At least for the moment, however, Falaschetti remains in charge of OFR. OFR recently released its annual report to Congress, and thankfully, the climate change denial language from 2020’s report was absent. OFR’s report gives a strong sense of the mounting losses from climate disasters, observing that winter 2021 saw “the highest level of first-quarter insured catastrophe losses on record despite historical records showing the first quarter to be a light catastrophe loss quarter;” and warning that “[m]ore frequent and severe storms, droughts, floods, and wildfires, among other physical risks, could mean more damage to property and more supply chain disruptions.”
While providing an accurate overview of the physical and transition risks that climate change poses, the report also describes a category known as “liability risk,” which warns of losses from “climate-related litigation compensation for environmental damage, bodily harm, and failures to disclose risks or policy changes that cause economic or financial harm to particular firms and individuals.”
Even as the report highlights important financial stability risks from climate change, it places special emphasis on how climate’s “potential risk to the financial system is still difficult to identify, assess, and forecast.” The report’s numerous assertions to this end must be understood alongside an important line in the FSOC’s October report, which noted that “the need for better data and tools cannot justify inaction, as climate-related financial risks will become more acute if not addressed promptly.”
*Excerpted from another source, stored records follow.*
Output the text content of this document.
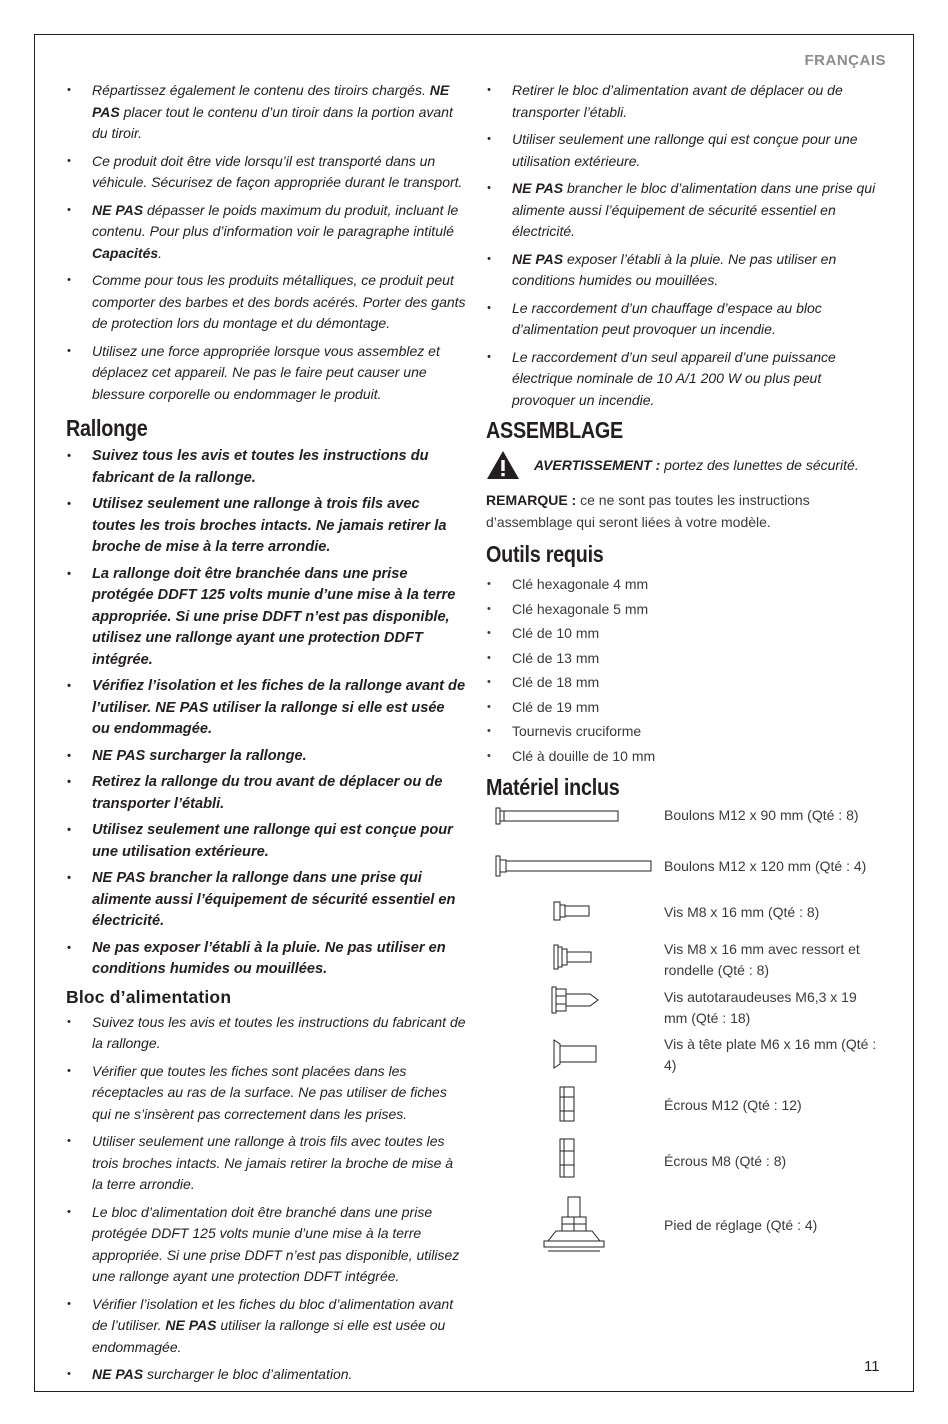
FRANÇAIS
• Répartissez également le contenu des tiroirs chargés. NE PAS placer tout le contenu d’un tiroir dans la portion avant du tiroir.
• Ce produit doit être vide lorsqu’il est transporté dans un véhicule. Sécurisez de façon appropriée durant le transport.
• NE PAS dépasser le poids maximum du produit, incluant le contenu. Pour plus d’information voir le paragraphe intitulé Capacités.
• Comme pour tous les produits métalliques, ce produit peut comporter des barbes et des bords acérés. Porter des gants de protection lors du montage et du démontage.
• Utilisez une force appropriée lorsque vous assemblez et déplacez cet appareil. Ne pas le faire peut causer une blessure corporelle ou endommager le produit.
Rallonge
• Suivez tous les avis et toutes les instructions du fabricant de la rallonge.
• Utilisez seulement une rallonge à trois fils avec toutes les trois broches intacts. Ne jamais retirer la broche de mise à la terre arrondie.
• La rallonge doit être branchée dans une prise protégée DDFT 125 volts munie d’une mise à la terre appropriée. Si une prise DDFT n’est pas disponible, utilisez une rallonge ayant une protection DDFT intégrée.
• Vérifiez l’isolation et les fiches de la rallonge avant de l’utiliser. NE PAS utiliser la rallonge si elle est usée ou endommagée.
• NE PAS surcharger la rallonge.
• Retirez la rallonge du trou avant de déplacer ou de transporter l’établi.
• Utilisez seulement une rallonge qui est conçue pour une utilisation extérieure.
• NE PAS brancher la rallonge dans une prise qui alimente aussi l’équipement de sécurité essentiel en électricité.
• Ne pas exposer l’établi à la pluie. Ne pas utiliser en conditions humides ou mouillées.
Bloc d’alimentation
• Suivez tous les avis et toutes les instructions du fabricant de la rallonge.
• Vérifier que toutes les fiches sont placées dans les réceptacles au ras de la surface. Ne pas utiliser de fiches qui ne s’insèrent pas correctement dans les prises.
• Utiliser seulement une rallonge à trois fils avec toutes les trois broches intacts. Ne jamais retirer la broche de mise à la terre arrondie.
• Le bloc d’alimentation doit être branché dans une prise protégée DDFT 125 volts munie d’une mise à la terre appropriée. Si une prise DDFT n’est pas disponible, utilisez une rallonge ayant une protection DDFT intégrée.
• Vérifier l’isolation et les fiches du bloc d’alimentation avant de l’utiliser. NE PAS utiliser la rallonge si elle est usée ou endommagée.
• NE PAS surcharger le bloc d’alimentation.
• Retirer le bloc d’alimentation avant de déplacer ou de transporter l’établi.
• Utiliser seulement une rallonge qui est conçue pour une utilisation extérieure.
• NE PAS brancher le bloc d’alimentation dans une prise qui alimente aussi l’équipement de sécurité essentiel en électricité.
• NE PAS exposer l’établi à la pluie. Ne pas utiliser en conditions humides ou mouillées.
• Le raccordement d’un chauffage d’espace au bloc d’alimentation peut provoquer un incendie.
• Le raccordement d’un seul appareil d’une puissance électrique nominale de 10 A/1 200 W ou plus peut provoquer un incendie.
ASSEMBLAGE
AVERTISSEMENT : portez des lunettes de sécurité.

REMARQUE : ce ne sont pas toutes les instructions d’assemblage qui seront liées à votre modèle.

Outils requis
• Clé hexagonale 4 mm
• Clé hexagonale 5 mm
• Clé de 10 mm
• Clé de 13 mm
• Clé de 18 mm
• Clé de 19 mm
• Tournevis cruciforme
• Clé à douille de 10 mm
Matériel inclus
Boulons M12 x 90 mm (Qté : 8)
Boulons M12 x 120 mm (Qté : 4)
Vis M8 x 16 mm (Qté : 8)
Vis M8 x 16 mm avec ressort et rondelle (Qté : 8)
Vis autotaraudeuses M6,3 x 19 mm (Qté : 18)
Vis à tête plate M6 x 16 mm (Qté : 4)
Écrous M12 (Qté : 12)
Écrous M8 (Qté : 8)
Pied de réglage (Qté : 4)
11
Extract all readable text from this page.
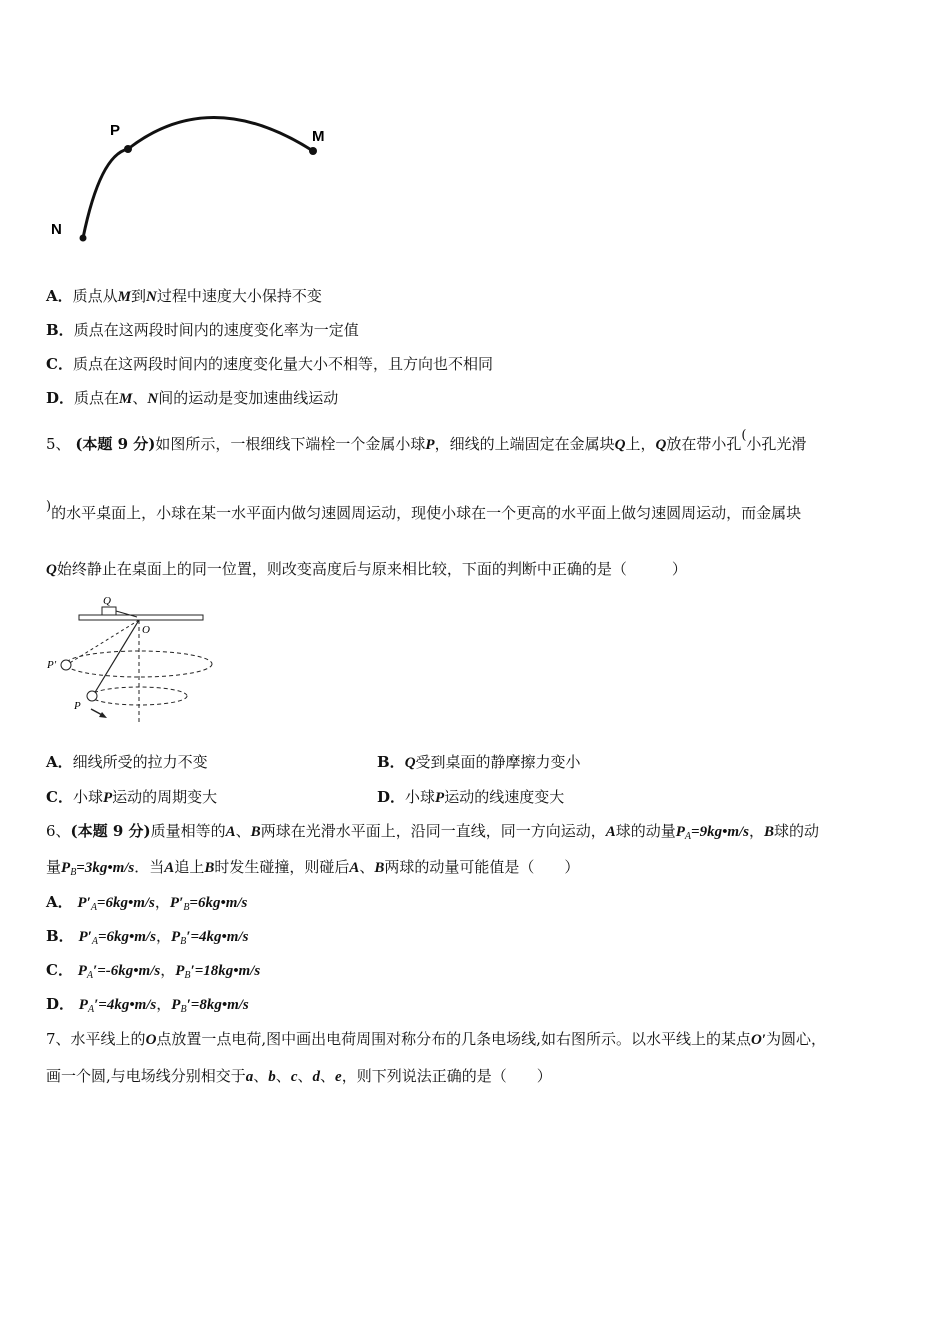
P	M
N
A．质点从M到N过程中速度大小保持不变
B．质点在这两段时间内的速度变化率为一定值
C．质点在这两段时间内的速度变化量大小不相等，且方向也不相同
D．质点在M、N间的运动是变加速曲线运动
5、 (本题 9 分)如图所示，一根细线下端栓一个金属小球P，细线的上端固定在金属块Q上，Q放在带小孔(小孔光滑
)的水平桌面上，小球在某一水平面内做匀速圆周运动，现使小球在一个更高的水平面上做匀速圆周运动，而金属块
Q始终静止在桌面上的同一位置，则改变高度后与原来相比较，下面的判断中正确的是（　　　）
Q
O
P′
P
A．细线所受的拉力不变	B．Q受到桌面的静摩擦力变小
C．小球P运动的周期变大	D．小球P运动的线速度变大
6、(本题 9 分)质量相等的A、B两球在光滑水平面上，沿同一直线，同一方向运动，A球的动量$P_A=9kg•m/s$，B球的动
量$P_B=3kg•m/s$．当A追上B时发生碰撞，则碰后A、B两球的动量可能值是（　　）
A． $P'_A=6kg•m/s$，$P'_B=6kg•m/s$
B． $P'_A=6kg•m/s$，$P_B'=4kg•m/s$
C． $P_A'=-6kg•m/s$，$P_B'=18kg•m/s$
D． $P_A'=4kg•m/s$，$P_B'=8kg•m/s$
7、水平线上的O点放置一点电荷,图中画出电荷周围对称分布的几条电场线,如右图所示。以水平线上的某点O′为圆心，
画一个圆,与电场线分别相交于a、b、c、d、e，则下列说法正确的是（　　）
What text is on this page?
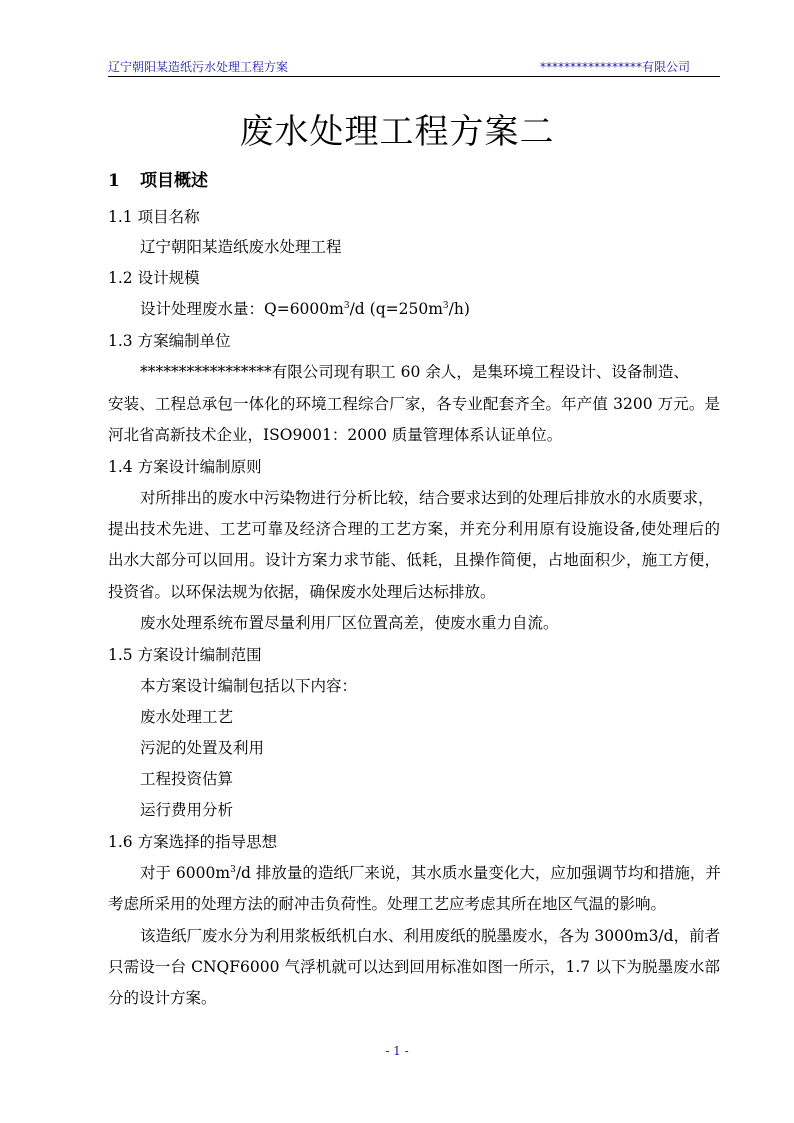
辽宁朝阳某造纸污水处理工程方案	*****************有限公司
废水处理工程方案二
1 项目概述
1.1 项目名称
辽宁朝阳某造纸废水处理工程
1.2 设计规模
设计处理废水量：$Q=6000m^3/d$ $(q=250m^3/h)$
1.3 方案编制单位
*****************有限公司现有职工 60 余人，是集环境工程设计、设备制造、
安装、工程总承包一体化的环境工程综合厂家，各专业配套齐全。年产值 3200 万元。是
河北省高新技术企业，ISO9001：2000 质量管理体系认证单位。
1.4 方案设计编制原则
对所排出的废水中污染物进行分析比较，结合要求达到的处理后排放水的水质要求，
提出技术先进、工艺可靠及经济合理的工艺方案，并充分利用原有设施设备,使处理后的
出水大部分可以回用。设计方案力求节能、低耗，且操作简便，占地面积少，施工方便，
投资省。以环保法规为依据，确保废水处理后达标排放。
废水处理系统布置尽量利用厂区位置高差，使废水重力自流。
1.5 方案设计编制范围
本方案设计编制包括以下内容：
废水处理工艺
污泥的处置及利用
工程投资估算
运行费用分析
1.6 方案选择的指导思想
对于 $6000m^3/d$ 排放量的造纸厂来说，其水质水量变化大，应加强调节均和措施，并
考虑所采用的处理方法的耐冲击负荷性。处理工艺应考虑其所在地区气温的影响。
该造纸厂废水分为利用浆板纸机白水、利用废纸的脱墨废水，各为 3000m3/d，前者
只需设一台 CNQF6000 气浮机就可以达到回用标准如图一所示，1.7 以下为脱墨废水部
分的设计方案。
- 1 -
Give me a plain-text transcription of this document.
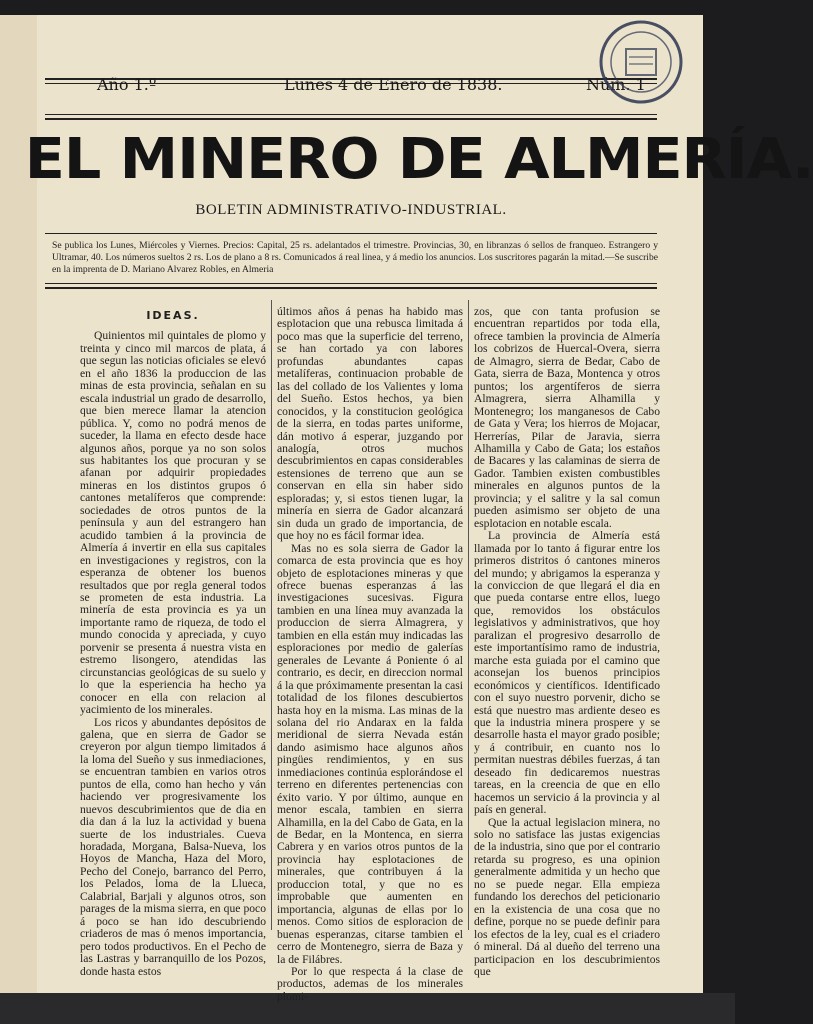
Año 1.º	Lunes 4 de Enero de 1838.	Núm. 1
EL MINERO DE ALMERÍA.
BOLETIN ADMINISTRATIVO-INDUSTRIAL.
Se publica los Lunes, Miércoles y Viernes. Precios: Capital, 25 rs. adelantados el trimestre. Provincias, 30, en libranzas ó sellos de franqueo. Estrangero y Ultramar, 40. Los números sueltos 2 rs. Los de plano a 8 rs. Comunicados á real linea, y á medio los anuncios. Los suscritores pagarán la mitad.—Se suscribe en la imprenta de D. Mariano Alvarez Robles, en Almeria

IDEAS.

Quinientos mil quintales de plomo y treinta y cinco mil marcos de plata, á que segun las noticias oficiales se elevó en el año 1836 la produccion de las minas de esta provincia, señalan en su escala industrial un grado de desarrollo, que bien merece llamar la atencion pública. Y, como no podrá menos de suceder, la llama en efecto desde hace algunos años, porque ya no son solos sus habitantes los que procuran y se afanan por adquirir propiedades mineras en los distintos grupos ó cantones metalíferos que comprende: sociedades de otros puntos de la península y aun del estrangero han acudido tambien á la provincia de Almería á invertir en ella sus capitales en investigaciones y registros, con la esperanza de obtener los buenos resultados que por regla general todos se prometen de esta industria. La minería de esta provincia es ya un importante ramo de riqueza, de todo el mundo conocida y apreciada, y cuyo porvenir se presenta á nuestra vista en estremo lisongero, atendidas las circunstancias geológicas de su suelo y lo que la esperiencia ha hecho ya conocer en ella con relacion al yacimiento de los minerales.

Los ricos y abundantes depósitos de galena, que en sierra de Gador se creyeron por algun tiempo limitados á la loma del Sueño y sus inmediaciones, se encuentran tambien en varios otros puntos de ella, como han hecho y ván haciendo ver progresivamente los nuevos descubrimientos que de dia en dia dan á la luz la actividad y buena suerte de los industriales. Cueva horadada, Morgana, Balsa-Nueva, los Hoyos de Mancha, Haza del Moro, Pecho del Conejo, barranco del Perro, los Pelados, loma de la Llueca, Calabrial, Barjali y algunos otros, son parages de la misma sierra, en que poco á poco se han ido descubriendo criaderos de mas ó menos importancia, pero todos productivos. En el Pecho de las Lastras y barranquillo de los Pozos, donde hasta estos

últimos años á penas ha habido mas esplotacion que una rebusca limitada á poco mas que la superficie del terreno, se han cortado ya con labores profundas abundantes capas metalíferas, continuacion probable de las del collado de los Valientes y loma del Sueño. Estos hechos, ya bien conocidos, y la constitucion geológica de la sierra, en todas partes uniforme, dán motivo á esperar, juzgando por analogía, otros muchos descubrimientos en capas considerables estensiones de terreno que aun se conservan en ella sin haber sido esploradas; y, si estos tienen lugar, la minería en sierra de Gador alcanzará sin duda un grado de importancia, de que hoy no es fácil formar idea.

Mas no es sola sierra de Gador la comarca de esta provincia que es hoy objeto de esplotaciones mineras y que ofrece buenas esperanzas á las investigaciones sucesivas. Figura tambien en una línea muy avanzada la produccion de sierra Almagrera, y tambien en ella están muy indicadas las esploraciones por medio de galerías generales de Levante á Poniente ó al contrario, es decir, en direccion normal á la que próximamente presentan la casi totalidad de los filones descubiertos hasta hoy en la misma. Las minas de la solana del rio Andarax en la falda meridional de sierra Nevada están dando asimismo hace algunos años pingües rendimientos, y en sus inmediaciones continúa esplorándose el terreno en diferentes pertenencias con éxito vario. Y por último, aunque en menor escala, tambien en sierra Alhamilla, en la del Cabo de Gata, en la de Bedar, en la Montenca, en sierra Cabrera y en varios otros puntos de la provincia hay esplotaciones de minerales, que contribuyen á la produccion total, y que no es improbable que aumenten en importancia, algunas de ellas por lo menos. Como sitios de esploracion de buenas esperanzas, citarse tambien el cerro de Montenegro, sierra de Baza y la de Filábres.

Por lo que respecta á la clase de productos, ademas de los minerales plomi-

zos, que con tanta profusion se encuentran repartidos por toda ella, ofrece tambien la provincia de Almería los cobrizos de Huercal-Overa, sierra de Almagro, sierra de Bedar, Cabo de Gata, sierra de Baza, Montenca y otros puntos; los argentíferos de sierra Almagrera, sierra Alhamilla y Montenegro; los manganesos de Cabo de Gata y Vera; los hierros de Mojacar, Herrerías, Pilar de Jaravia, sierra Alhamilla y Cabo de Gata; los estaños de Bacares y las calaminas de sierra de Gador. Tambien existen combustibles minerales en algunos puntos de la provincia; y el salitre y la sal comun pueden asimismo ser objeto de una esplotacion en notable escala.

La provincia de Almería está llamada por lo tanto á figurar entre los primeros distritos ó cantones mineros del mundo; y abrigamos la esperanza y la conviccion de que llegará el dia en que pueda contarse entre ellos, luego que, removidos los obstáculos legislativos y administrativos, que hoy paralizan el progresivo desarrollo de este importantísimo ramo de industria, marche esta guiada por el camino que aconsejan los buenos principios económicos y científicos. Identificado con el suyo nuestro porvenir, dicho se está que nuestro mas ardiente deseo es que la industria minera prospere y se desarrolle hasta el mayor grado posible; y á contribuir, en cuanto nos lo permitan nuestras débiles fuerzas, á tan deseado fin dedicaremos nuestras tareas, en la creencia de que en ello hacemos un servicio á la provincia y al país en general.

Que la actual legislacion minera, no solo no satisface las justas exigencias de la industria, sino que por el contrario retarda su progreso, es una opinion generalmente admitida y un hecho que no se puede negar. Ella empieza fundando los derechos del peticionario en la existencia de una cosa que no define, porque no se puede definir para los efectos de la ley, cual es el criadero ó mineral. Dá al dueño del terreno una participacion en los descubrimientos que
As the regulators who participate in the FSOC heed the report’s recommendation to act even in the face of imperfect data and tools, the OFR can be a tremendous resource in filling gaps in data and tools. That was OFR’s entire purpose when it was created after the 2008 financial crisis. Yellen must ask whether that objective is better met by someone who has systematically undermined the office and doesn’t seem to take climate change seriously, or by a new director.